Sensing that he purposes to bless me with his kiss races my heart. Suspending his busy to blend a moment of his world with mine creates this destiny dizzy love. This not at all necessary act that he chose to make paramount becomes blessing in the offered gift. 

And this kiss becomes a simple revelation: 
This is how I bless God

I bless God when I lean long and intentionally toward Him and allow him to touch my life with His lips of grace. Oh, don't I know that He waits to kiss my life; it's a written promise on our hearts that it will always be given. Don't I know the mere offering floods a deep well of smiles.  Don't I know I bless God with my offering. 

Saturday, November 23, 2013

A DIRTY LAUNDRY STORY: WHEN YOU'RE GLAD IT'S "I'M TELLING YA" AND NOT "I TOLD YOU SO"

A group of moms folding report cards together pass the time talking about their sons.  We taper the swelling pride of their recent football accomplishments with sarcastic remarks about their clean rooms, always an easy teen target for complaint.

We discover our spaces are no different.

Walking through piles on the floor is like managing land mines.  Sarcastically, I share my son's three pile organizational method: the obviously folded pile which is sometimes still in the basket, the dirty laundry pile, and the already worn but can be worn again pile.  Another admittedly perfectionist mom offers her solution of Saturday grounding if the rooms are cluttered with clothes.

A couple other moms and I, the recovering perfectionist mom, admit we gave up the laundry grounding ghost a while ago. Our logic  their space is now their space, unless it invades ours.  We recommend closed doors.  I recall my fair warnings to my eighteen year old senior son: "I'm telling ya,
you are going to be in big trouble when you get to college and have to room with someone."


Not realizing my fortune in my son's three pile organization, one mom enlightens me.  Her son will not wear his clothes more than once and his brother desperately tarries to convince him otherwise: "When you do your own laundry, I'm telling ya man, you will wear your clothes more than once." We laugh in the knowing that when they have to pay for their laundry and spend their own time,  they will wear their jeans until they stand up in the corner of the room on their own. (Easier access I would suppose.)

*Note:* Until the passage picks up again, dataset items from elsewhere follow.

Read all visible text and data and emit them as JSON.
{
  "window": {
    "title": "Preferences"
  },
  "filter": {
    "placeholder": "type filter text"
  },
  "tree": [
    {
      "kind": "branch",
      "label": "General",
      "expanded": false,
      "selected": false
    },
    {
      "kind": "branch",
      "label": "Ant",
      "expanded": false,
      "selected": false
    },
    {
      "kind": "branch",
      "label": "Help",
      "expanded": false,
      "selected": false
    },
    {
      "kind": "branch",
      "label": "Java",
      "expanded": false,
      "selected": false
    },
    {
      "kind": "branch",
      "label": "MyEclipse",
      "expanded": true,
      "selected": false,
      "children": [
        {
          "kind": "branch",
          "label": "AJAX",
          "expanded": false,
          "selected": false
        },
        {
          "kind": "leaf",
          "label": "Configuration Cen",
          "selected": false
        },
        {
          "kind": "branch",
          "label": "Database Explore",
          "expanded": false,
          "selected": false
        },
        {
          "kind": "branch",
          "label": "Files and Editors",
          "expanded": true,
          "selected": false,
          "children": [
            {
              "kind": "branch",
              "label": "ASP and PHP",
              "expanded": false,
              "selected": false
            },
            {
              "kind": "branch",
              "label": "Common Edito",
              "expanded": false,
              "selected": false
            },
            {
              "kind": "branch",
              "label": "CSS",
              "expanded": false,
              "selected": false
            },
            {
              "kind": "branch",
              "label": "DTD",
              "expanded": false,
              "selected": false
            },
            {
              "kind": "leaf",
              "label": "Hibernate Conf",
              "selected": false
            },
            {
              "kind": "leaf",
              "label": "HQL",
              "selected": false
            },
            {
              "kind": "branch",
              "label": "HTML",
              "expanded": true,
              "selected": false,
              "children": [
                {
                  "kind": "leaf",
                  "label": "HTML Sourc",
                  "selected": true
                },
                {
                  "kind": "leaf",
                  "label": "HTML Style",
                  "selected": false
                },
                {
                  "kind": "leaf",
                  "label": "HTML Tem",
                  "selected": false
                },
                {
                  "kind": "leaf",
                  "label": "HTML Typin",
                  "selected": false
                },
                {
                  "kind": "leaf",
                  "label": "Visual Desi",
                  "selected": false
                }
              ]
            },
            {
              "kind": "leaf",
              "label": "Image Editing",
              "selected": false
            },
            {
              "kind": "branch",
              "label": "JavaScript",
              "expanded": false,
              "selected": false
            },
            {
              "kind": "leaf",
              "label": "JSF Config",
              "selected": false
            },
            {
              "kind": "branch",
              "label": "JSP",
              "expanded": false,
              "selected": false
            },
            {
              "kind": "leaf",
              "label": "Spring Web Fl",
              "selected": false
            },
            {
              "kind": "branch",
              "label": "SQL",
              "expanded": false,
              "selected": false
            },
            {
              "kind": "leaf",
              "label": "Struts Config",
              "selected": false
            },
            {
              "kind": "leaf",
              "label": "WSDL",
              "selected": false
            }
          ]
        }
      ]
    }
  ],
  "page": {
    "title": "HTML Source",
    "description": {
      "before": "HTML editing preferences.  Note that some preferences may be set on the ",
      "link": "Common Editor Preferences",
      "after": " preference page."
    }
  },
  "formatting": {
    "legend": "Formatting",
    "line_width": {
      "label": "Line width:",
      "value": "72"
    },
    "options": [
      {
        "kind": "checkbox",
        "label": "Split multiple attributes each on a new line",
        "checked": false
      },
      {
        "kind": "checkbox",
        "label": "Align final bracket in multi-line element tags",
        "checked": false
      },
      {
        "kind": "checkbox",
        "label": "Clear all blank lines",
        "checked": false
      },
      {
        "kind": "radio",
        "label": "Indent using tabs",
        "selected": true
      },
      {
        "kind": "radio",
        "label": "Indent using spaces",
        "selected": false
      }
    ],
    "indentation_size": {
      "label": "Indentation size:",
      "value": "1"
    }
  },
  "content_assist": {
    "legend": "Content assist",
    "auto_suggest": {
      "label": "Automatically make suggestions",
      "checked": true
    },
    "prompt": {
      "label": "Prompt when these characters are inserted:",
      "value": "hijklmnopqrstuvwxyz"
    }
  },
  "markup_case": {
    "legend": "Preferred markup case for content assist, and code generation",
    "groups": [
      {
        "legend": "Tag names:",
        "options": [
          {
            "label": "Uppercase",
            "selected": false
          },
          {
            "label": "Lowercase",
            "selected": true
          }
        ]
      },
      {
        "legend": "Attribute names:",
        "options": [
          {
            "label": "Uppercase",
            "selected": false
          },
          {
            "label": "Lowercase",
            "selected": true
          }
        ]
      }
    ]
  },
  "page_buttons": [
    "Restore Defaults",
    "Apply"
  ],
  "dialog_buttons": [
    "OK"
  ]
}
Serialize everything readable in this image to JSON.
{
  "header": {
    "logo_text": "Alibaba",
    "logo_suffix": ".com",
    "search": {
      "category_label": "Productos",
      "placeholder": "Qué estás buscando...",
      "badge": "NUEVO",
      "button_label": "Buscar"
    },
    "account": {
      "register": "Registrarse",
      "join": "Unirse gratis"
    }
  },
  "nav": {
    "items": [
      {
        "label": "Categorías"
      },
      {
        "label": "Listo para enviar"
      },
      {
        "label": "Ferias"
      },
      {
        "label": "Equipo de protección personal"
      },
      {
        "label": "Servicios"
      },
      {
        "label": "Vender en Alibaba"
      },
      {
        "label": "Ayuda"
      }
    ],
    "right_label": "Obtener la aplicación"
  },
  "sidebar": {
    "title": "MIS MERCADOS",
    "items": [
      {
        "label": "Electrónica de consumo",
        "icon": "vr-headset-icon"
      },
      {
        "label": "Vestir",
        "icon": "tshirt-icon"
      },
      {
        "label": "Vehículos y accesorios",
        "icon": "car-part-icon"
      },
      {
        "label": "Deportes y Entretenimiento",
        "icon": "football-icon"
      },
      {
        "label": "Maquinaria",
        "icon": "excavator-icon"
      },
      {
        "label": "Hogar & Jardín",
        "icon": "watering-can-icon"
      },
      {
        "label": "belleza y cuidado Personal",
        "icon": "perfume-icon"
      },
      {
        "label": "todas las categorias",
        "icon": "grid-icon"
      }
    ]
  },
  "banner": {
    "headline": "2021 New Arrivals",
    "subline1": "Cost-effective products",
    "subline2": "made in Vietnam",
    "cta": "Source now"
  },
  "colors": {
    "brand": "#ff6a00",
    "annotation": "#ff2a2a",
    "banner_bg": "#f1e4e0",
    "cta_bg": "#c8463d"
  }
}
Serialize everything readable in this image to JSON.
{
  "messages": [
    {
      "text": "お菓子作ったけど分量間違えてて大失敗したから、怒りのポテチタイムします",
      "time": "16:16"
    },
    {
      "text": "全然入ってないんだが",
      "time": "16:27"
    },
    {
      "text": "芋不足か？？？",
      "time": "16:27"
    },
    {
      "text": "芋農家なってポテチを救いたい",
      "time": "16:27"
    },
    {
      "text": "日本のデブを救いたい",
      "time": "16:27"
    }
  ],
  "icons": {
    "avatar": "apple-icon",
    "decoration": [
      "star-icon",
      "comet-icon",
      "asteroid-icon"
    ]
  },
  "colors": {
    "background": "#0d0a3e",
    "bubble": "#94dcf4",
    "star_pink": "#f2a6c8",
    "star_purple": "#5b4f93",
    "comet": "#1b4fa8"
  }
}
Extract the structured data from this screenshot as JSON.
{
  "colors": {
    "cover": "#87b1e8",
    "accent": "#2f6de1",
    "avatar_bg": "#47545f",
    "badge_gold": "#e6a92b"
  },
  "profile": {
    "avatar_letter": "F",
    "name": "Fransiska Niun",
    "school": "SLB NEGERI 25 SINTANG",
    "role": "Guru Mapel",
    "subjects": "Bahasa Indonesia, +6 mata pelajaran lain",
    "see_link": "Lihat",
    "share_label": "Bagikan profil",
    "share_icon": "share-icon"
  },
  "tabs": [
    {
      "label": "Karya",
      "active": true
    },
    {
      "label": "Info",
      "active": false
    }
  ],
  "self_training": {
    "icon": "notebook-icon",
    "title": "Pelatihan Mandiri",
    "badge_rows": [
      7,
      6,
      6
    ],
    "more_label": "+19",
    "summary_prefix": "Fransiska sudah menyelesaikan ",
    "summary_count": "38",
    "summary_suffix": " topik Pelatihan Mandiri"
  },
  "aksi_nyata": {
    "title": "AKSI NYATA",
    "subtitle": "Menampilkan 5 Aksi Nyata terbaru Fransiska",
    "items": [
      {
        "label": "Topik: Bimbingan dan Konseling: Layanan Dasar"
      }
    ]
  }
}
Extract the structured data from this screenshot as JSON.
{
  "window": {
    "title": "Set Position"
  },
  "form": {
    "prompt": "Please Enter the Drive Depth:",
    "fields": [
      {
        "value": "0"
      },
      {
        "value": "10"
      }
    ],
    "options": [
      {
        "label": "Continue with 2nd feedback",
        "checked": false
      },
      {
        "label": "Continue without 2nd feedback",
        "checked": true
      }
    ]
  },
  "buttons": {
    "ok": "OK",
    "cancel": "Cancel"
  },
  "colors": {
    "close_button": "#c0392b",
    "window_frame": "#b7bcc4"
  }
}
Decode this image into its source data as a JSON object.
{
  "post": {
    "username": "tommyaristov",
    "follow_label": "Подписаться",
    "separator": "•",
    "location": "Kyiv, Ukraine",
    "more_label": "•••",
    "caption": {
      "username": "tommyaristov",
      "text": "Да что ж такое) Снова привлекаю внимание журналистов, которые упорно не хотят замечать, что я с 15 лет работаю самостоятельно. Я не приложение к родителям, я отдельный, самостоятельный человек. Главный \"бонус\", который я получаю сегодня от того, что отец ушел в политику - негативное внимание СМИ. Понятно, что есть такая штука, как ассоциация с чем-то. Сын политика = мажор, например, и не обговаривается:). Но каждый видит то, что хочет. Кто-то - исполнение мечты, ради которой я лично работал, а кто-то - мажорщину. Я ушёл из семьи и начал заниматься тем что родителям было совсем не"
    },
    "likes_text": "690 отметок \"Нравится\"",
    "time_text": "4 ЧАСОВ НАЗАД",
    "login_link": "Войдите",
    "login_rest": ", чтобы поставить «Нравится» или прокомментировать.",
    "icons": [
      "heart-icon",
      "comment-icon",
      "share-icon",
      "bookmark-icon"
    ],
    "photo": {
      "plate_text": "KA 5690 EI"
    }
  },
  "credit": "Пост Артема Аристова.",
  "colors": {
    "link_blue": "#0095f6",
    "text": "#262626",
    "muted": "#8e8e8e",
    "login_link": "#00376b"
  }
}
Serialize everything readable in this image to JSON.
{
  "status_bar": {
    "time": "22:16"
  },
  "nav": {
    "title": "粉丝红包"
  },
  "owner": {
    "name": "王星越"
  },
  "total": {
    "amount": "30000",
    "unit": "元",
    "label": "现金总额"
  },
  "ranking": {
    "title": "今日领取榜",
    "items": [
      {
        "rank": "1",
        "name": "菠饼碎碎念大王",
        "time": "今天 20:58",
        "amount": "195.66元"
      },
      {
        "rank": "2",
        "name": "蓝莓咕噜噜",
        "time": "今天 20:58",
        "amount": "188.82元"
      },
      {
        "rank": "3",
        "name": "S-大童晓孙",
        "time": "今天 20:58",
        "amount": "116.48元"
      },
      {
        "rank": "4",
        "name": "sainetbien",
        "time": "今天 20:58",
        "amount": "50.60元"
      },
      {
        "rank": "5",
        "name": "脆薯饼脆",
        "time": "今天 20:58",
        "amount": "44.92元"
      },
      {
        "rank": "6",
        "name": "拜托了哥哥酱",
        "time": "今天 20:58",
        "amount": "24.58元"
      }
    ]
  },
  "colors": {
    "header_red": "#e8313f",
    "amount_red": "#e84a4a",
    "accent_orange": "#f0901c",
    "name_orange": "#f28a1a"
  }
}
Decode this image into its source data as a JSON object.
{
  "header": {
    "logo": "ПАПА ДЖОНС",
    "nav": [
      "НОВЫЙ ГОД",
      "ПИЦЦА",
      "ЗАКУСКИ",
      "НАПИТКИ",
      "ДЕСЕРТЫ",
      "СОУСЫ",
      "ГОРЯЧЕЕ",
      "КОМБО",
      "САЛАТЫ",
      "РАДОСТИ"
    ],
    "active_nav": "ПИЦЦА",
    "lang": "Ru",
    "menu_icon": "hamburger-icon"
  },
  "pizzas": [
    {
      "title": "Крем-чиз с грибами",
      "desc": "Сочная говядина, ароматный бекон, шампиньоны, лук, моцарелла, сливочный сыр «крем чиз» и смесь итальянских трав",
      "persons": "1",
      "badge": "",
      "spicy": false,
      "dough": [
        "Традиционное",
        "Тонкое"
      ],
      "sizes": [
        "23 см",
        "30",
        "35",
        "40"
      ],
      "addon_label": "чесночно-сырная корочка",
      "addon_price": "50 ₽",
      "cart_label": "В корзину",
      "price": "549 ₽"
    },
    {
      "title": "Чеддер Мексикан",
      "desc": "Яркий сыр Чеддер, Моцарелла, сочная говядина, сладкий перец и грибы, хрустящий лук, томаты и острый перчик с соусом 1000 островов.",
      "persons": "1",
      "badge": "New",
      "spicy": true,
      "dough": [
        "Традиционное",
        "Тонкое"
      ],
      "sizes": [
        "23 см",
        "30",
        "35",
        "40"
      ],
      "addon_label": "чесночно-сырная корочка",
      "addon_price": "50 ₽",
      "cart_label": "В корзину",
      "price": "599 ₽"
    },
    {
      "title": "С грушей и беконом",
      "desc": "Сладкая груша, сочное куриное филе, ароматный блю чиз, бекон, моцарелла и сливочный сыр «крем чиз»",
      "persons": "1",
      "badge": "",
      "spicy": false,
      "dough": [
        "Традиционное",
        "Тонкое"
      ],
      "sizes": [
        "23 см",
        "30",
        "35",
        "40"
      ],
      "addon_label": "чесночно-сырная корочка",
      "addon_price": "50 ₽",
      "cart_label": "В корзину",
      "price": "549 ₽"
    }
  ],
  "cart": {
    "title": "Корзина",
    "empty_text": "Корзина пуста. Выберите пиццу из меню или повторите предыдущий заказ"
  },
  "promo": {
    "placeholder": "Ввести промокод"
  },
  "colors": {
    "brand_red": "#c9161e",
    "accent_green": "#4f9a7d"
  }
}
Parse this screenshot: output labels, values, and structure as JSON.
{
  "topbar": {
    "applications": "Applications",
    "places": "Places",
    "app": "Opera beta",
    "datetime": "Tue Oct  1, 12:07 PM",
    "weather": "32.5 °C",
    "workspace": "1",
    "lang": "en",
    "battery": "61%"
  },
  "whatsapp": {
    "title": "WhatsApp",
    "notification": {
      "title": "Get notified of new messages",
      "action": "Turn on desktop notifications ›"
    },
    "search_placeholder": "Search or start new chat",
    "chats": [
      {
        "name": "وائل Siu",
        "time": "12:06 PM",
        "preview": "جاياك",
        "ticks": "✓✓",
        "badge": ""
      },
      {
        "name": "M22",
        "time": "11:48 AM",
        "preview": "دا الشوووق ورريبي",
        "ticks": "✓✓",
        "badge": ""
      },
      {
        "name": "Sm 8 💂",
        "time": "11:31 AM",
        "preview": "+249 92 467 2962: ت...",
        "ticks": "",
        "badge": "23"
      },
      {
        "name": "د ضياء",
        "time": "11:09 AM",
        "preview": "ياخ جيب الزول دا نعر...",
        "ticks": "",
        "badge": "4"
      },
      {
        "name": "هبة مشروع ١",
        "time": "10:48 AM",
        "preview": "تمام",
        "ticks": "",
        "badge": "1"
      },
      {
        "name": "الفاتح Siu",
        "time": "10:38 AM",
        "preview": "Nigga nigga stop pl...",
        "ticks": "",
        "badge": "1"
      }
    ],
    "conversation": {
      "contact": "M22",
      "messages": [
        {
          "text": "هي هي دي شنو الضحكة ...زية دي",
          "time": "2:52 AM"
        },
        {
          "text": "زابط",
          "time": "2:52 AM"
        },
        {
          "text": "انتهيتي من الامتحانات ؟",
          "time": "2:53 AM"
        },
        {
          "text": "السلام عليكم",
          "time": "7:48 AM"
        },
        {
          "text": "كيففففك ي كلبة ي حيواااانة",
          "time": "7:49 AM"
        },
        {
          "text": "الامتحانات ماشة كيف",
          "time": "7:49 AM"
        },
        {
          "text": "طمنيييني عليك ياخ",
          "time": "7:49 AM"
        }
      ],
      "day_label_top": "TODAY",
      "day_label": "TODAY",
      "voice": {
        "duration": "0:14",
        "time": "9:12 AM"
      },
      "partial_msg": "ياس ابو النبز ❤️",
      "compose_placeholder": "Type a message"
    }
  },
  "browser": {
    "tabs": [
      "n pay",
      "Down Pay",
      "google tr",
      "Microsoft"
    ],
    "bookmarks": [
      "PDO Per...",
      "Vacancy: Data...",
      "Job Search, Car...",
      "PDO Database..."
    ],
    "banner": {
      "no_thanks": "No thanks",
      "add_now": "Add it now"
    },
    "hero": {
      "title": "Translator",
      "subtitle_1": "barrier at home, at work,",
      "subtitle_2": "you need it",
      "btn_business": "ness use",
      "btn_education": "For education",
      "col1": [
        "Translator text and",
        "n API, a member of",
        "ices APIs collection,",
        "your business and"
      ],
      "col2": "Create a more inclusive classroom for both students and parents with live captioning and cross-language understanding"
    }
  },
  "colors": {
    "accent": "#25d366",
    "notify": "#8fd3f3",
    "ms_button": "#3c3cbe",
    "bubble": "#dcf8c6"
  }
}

But her eighteen year old boy along with mine are invading our space! They have a fourth laundry pile. They  leave their laundry on the laundry room counter for extended periods of time and frequently dress from it. My son has come down nearly naked in search of clothes quite a few times.

I realize your easy, don't know my son's world solution would be to let him do his own laundry and simply force him to take his laundry upstairs.

But isn't it just like life that our easy solutions aren't how others sort, fold, launder, and organize life, and we have to learn to manage living surrounded with the messes of life.

But it is also just like life that another person's way of living and organizing their space affects how we live and are able to manage our world. Isn't it so true that we are, at times, smoothly welcomed into another person's world, and even miraculously after they share their dirty laundry. Then, other times, we encounter great difficulty navigating life and understanding the way other people choose to sort their lives.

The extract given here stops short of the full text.